Juan González

Personal information
- Full name: Juan Antonio González Crespo
- Date of birth: 27 May 1972 (age 53)
- Place of birth: Montevideo, Uruguay
- Height: 1.78 m (5 ft 10 in)
- Position(s): Forward

Senior career*
- Years: Team / Apps / (Gls)
- 1991–1993: Basañez
- 1994–1997: Nacional / 49 / (28)
- 1997–2001: Oviedo / 61 / (12)
- 1999: → Atlético Madrid (loan) / 8 / (2)
- 2002: Granada / 16 / (3)
- 2002: Fénix / 2 / (0)
- 2003: Cerro / 3 / (0)
- 2004: River Plate (UY)
- 2004–2005: Oviedo / 32 / (8)
- 2006: Fénix / 8 / (0)
- Total:  / 179 / (53)

International career
- 1995–1999: Uruguay / 4 / (0)

= Juan González (footballer, born 1972) =

Uruguayan footballer (born 1972)

Juan Antonio González Crespo (born 27 May 1972) is a Uruguayan retired footballer who played as a forward.

==Club career==
González was born in Montevideo. During his 15-year professional career, he represented Basañez, Club Nacional de Football, Centro Atlético Fénix, C.A. Cerro and River Plate de Montevideo in his homeland, also having abroad stints with Real Oviedo, Atlético Madrid – being loaned by the Asturias club in January 1999, he was highly unsuccessful – and Granada CF, all in Spain (the first two in La Liga).
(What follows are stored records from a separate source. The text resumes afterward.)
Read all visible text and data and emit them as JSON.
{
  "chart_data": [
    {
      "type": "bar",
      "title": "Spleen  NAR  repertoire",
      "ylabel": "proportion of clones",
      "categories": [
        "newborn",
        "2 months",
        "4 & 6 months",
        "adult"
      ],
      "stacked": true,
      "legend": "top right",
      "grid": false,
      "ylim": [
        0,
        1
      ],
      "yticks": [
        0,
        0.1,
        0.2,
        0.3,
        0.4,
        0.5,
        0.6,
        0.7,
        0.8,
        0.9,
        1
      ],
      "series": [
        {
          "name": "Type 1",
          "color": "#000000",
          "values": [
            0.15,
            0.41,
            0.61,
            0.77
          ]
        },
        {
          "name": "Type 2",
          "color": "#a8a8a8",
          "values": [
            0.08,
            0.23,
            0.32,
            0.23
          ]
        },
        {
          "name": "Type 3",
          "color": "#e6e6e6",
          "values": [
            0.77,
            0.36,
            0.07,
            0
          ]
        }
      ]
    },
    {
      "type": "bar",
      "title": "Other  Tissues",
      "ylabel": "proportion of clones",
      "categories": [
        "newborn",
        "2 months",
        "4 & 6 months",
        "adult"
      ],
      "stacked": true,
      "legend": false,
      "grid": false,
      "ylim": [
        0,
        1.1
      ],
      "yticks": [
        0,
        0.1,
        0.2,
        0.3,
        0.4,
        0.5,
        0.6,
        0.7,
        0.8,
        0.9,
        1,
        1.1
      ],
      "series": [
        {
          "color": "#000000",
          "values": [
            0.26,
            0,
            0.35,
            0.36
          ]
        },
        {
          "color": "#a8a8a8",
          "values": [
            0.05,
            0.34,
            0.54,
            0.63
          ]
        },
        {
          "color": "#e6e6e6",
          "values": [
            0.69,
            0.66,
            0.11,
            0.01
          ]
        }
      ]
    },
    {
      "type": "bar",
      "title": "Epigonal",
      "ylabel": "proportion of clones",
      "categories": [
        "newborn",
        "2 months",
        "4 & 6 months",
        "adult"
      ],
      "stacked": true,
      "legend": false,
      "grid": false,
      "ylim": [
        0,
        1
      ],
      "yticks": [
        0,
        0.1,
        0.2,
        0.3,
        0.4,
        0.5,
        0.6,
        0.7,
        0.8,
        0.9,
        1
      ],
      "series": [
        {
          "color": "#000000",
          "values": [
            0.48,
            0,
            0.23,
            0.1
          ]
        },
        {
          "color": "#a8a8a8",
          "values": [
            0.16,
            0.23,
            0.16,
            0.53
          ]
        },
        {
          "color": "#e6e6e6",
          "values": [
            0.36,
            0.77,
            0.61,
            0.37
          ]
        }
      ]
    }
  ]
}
In the 2004–05 season, González made a brief return to Oviedo, with the team then in the fourth division, wrapping up his career two years later with another former side, Fénix. In early 2008, González began a new career in his country as a bus driver.

==International career==
González made four appearances for Uruguay, during as many years. His first came on 11 October 1995, in a friendly with Brazil (0–1 loss, in Bahia).